A few feet in front of me, one of Katrina’s sandals slips out of her grasp, falling onto the sand. She doubles back for it, covering her head ineffectually with one hand when the rain gets harder, pelting pockmarks into the beach. I pass her, moving hastily. While I’m unlocking the car, the first boom of thunder rumbles through us.

We climb in, slamming the doors shut. We should have taken Katrina’s car, but I don’t have a car in New York and the chance to drive the Porsche was my only incentive for agreeing to this plan in the first place. Everything is soaked and covered in sand. I should be furious. I’ll have to pay the company a small fortune for this kind of damage to a rental Porsche Carrera—damage I knew would happen if we drove to the beach hours before predicted thunderstorms.

Instead, I start laughing. I don’t stop. Katrina joins me, and suddenly I’m in stitches, my eyes watering while Katrina doubles over in the passenger seat. The rain is coming down too hard on the windows to see anything. The water is a curtain, hiding us in our own private world.

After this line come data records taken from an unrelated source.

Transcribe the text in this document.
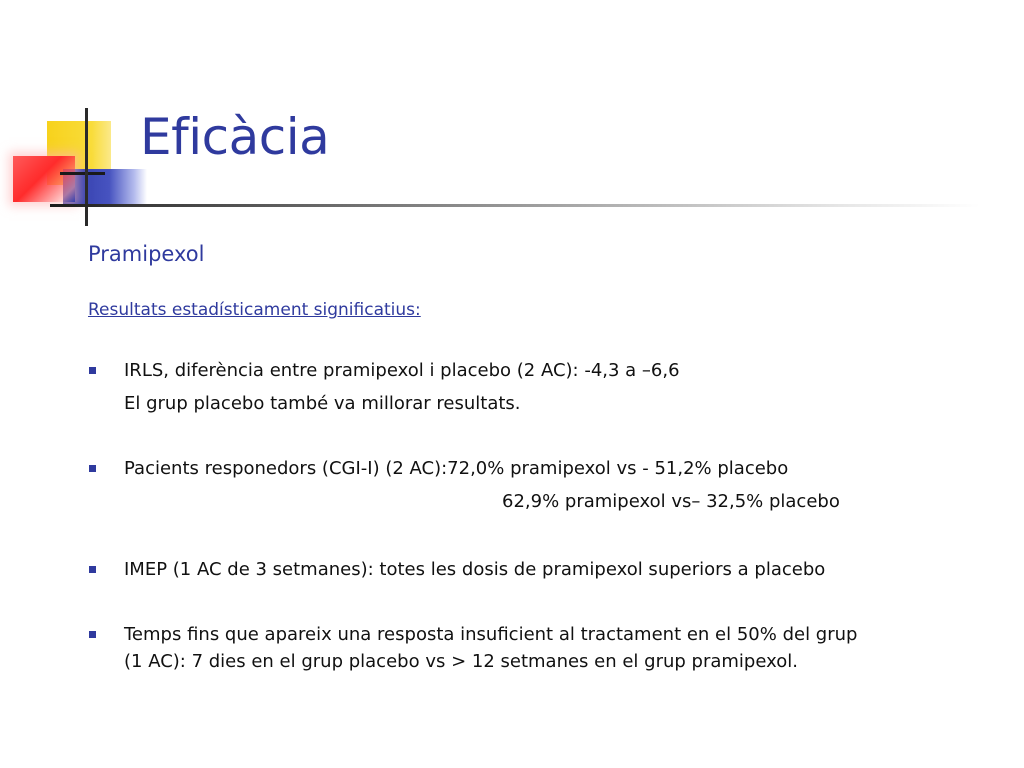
Eficàcia
Pramipexol
Resultats estadísticament significatius:
IRLS, diferència entre pramipexol i placebo (2 AC): -4,3 a –6,6
El grup placebo també va millorar resultats.
Pacients responedors (CGI-I) (2 AC):72,0% pramipexol vs - 51,2% placebo
62,9% pramipexol vs– 32,5% placebo
IMEP (1 AC de 3 setmanes): totes les dosis de pramipexol superiors a placebo
Temps fins que apareix una resposta insuficient al tractament en el 50% del grup
(1 AC): 7 dies en el grup placebo vs > 12 setmanes en el grup pramipexol.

I look at Katrina, her hair disheveled, her eyes sparkling, and I find I’m no longer laughing. There’s sand on her face, right beneath her eye. The next moment, I feel like I’m watching from somewhere else—I reach out, compelled, and wipe the sand from her skin. She stills under my touch, the only sound the furious pounding of rain on the car.

She holds my gaze, oceans of possibility in her huge eyes. I’m drowning in them, sinking into her. I let my hand linger too long.

I glance down at her lips and feel her breath catch. For the first time, I have the impossible need to pull her face to mine. To kiss her. To hold her close.

The stomach-punch of guilt slams into me. I’m not just disgusted with myself, I’m disoriented. I’m happily married, in love with my beautiful wife. My eyes don’t wander. I don’t want to kiss other women. Nor do I sexualize my female friends and colleagues. Katrina is worth more. Even so, it takes everything in me to remove my hand and face forward.

I focus on forcing the idea from my head. I would never cheat on Melissa—and a stray thought isn’t cheating, as long as it remains just that. Which it will.

Katrina says nothing while I start the engine. I have no idea what she’s thinking, though I know her well enough to be certain she’s thinking something. It’s funny how people can sit side by side, separate whirlwinds each self-contained.

When the windshield wipers engage, lightning flashes over the ocean.